February turned out to be a month where I got in some beautiful trail runs!  After running the Skyline to the Sea Trail, we spent two weeks in the SOMA/Tenderloin area of San Francisco.  Except for a couple of days, the weather was stellar.  Just about every other day I made my way across the Golden Gate Bridge to the Marin Headlands, where I ran the Headlands 100 course (just one loop though); a high circumnavigation of Mt. Tamalpais on a lovely foggy and drizzly morning; what I call the Slacker Hill Run -- from the Presidio across the GG Bridge, up Slacker Hill and back; a Muir Woods-Pantoll loop; and my favorite, a 25 miler at Point Reyes National Seashore.
Because I had never before visited Point Reyes and wanted to get the most bang for my buck, I consulted Leor Pantilat's fabulous blog, where I discovered the awesomely cool loop that I ended up running, my version modified a bit to add a couple more miles.  I love the Bay Area for its spectacular scenery and diversity of ecosystems and miles 'n miles 'n miles of TRAILS.  In no other area have I run through giant redwoods on smooth, needle-covered singletrack and sandy beaches on the same day.  Alamere Falls was my favorite part of this particular loop in spite of the rope-assisted (!) rappel/scramble to get down to the beach.  (Then I still had to climb back UP.)  Imagine a waterfall right at the ocean's edge.  It was way cool.  No photos, though, since I don't usually carry a camera while running (but check Leor's blog).

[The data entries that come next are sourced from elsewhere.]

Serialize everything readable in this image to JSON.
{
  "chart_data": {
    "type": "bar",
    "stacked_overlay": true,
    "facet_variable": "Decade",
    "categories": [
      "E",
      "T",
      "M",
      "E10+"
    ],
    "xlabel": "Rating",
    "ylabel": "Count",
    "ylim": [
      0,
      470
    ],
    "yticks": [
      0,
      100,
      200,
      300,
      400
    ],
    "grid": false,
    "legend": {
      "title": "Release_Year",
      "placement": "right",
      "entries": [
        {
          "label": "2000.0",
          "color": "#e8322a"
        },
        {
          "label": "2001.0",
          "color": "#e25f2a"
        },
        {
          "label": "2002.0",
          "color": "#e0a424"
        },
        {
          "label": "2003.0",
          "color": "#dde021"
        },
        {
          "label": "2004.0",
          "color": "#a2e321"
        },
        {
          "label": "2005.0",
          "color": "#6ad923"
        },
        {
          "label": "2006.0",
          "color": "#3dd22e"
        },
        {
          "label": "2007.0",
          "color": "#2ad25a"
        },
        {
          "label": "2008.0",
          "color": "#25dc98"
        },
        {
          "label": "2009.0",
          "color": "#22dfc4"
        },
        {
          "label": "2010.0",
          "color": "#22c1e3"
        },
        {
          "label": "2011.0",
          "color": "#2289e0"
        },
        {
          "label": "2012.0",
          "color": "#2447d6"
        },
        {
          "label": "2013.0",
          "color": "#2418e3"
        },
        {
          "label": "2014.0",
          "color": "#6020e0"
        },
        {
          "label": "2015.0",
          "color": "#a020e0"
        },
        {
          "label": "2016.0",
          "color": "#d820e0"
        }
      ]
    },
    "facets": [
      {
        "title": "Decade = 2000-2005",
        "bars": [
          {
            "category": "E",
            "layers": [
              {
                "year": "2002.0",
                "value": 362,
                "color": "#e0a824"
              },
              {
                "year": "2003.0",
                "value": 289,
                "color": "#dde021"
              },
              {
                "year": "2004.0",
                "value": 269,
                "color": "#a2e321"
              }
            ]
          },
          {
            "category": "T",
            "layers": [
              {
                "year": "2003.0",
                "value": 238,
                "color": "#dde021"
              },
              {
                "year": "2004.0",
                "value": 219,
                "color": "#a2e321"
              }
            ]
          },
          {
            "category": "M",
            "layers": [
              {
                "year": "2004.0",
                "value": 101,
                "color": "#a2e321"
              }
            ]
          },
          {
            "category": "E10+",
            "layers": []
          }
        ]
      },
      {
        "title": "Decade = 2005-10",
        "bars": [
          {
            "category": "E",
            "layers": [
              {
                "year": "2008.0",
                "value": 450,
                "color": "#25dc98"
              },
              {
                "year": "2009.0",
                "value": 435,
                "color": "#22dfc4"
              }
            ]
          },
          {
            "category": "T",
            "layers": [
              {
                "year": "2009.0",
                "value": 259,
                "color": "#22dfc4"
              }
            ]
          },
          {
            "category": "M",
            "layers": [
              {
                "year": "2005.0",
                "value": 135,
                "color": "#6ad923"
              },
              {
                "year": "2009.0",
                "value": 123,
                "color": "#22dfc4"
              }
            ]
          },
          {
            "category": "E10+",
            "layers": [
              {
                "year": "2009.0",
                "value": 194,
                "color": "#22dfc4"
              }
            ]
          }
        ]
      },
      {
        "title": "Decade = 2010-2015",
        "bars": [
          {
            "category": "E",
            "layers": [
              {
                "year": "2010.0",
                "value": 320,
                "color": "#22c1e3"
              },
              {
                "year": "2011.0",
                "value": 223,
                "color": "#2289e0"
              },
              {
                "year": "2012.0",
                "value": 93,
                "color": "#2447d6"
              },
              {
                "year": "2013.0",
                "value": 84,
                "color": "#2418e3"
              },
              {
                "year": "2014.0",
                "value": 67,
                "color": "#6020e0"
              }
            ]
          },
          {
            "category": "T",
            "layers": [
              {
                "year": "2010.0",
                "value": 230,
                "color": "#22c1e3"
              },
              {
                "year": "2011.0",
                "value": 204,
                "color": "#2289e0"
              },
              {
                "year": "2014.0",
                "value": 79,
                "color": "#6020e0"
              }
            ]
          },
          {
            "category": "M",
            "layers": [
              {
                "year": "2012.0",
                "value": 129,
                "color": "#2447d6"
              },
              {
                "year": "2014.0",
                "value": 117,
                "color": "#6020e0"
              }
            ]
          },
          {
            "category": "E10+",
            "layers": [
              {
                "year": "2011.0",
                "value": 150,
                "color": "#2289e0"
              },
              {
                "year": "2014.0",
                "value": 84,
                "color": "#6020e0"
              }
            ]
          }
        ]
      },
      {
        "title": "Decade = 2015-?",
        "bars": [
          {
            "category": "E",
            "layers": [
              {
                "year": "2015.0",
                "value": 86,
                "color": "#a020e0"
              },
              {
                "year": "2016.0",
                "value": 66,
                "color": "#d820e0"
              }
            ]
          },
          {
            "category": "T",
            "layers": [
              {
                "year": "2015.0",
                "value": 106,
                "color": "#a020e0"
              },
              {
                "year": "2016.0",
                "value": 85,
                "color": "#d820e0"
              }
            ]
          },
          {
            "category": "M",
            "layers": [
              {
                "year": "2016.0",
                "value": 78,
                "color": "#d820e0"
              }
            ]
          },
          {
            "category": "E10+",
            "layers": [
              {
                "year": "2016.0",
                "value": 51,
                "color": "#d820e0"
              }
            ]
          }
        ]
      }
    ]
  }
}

On the days we were stuck in the City, we enjoyed jaunts in Golden Gate Park and the Presidio as well as just walking all over San Francisco.  We even acted like tourists and did the Cable Car ride one night.  Fun!  The Federal Court of Appeals happened to be located diagonally across the street from our hotel, and on the morning of February 7th I heard loud cheers when it was announced that California's ridiculous Prop 8 had been repealed.  I cheered as well and look forward to the day when same sex marriage is legalized in each of the United States (and continue to be SO proud of my homestate of Vermont, the first to legalize civil unions way back in 2000).
On our way back home, Chris and I spent a night at Pinnacles National Monument.  This is a neat area with about 30 miles of trails that surpassed our expectations -- lots of cool rocks, caves, tunnels, and plant life -- and a howling coyote who woke everyone up in the campground around 6 a.m. which was pretty funny.  Can you find me in the picture below?
Back in the 'Nard and somewhat caught up on things on the home front, my friend Scott and I did the Fishbowls 50k this past Saturday.  You won't find that "event" on Ultra Signup; it's a lollipop loop in the Sespe Wilderness that I'd been wanting to run for a year or more.  Two big climbs and kind of  "back there" (no one seen for miles 'n miles... on a beautiful Saturday) but not as hard as I'd expected it would be.  Just a nice long run in solitude.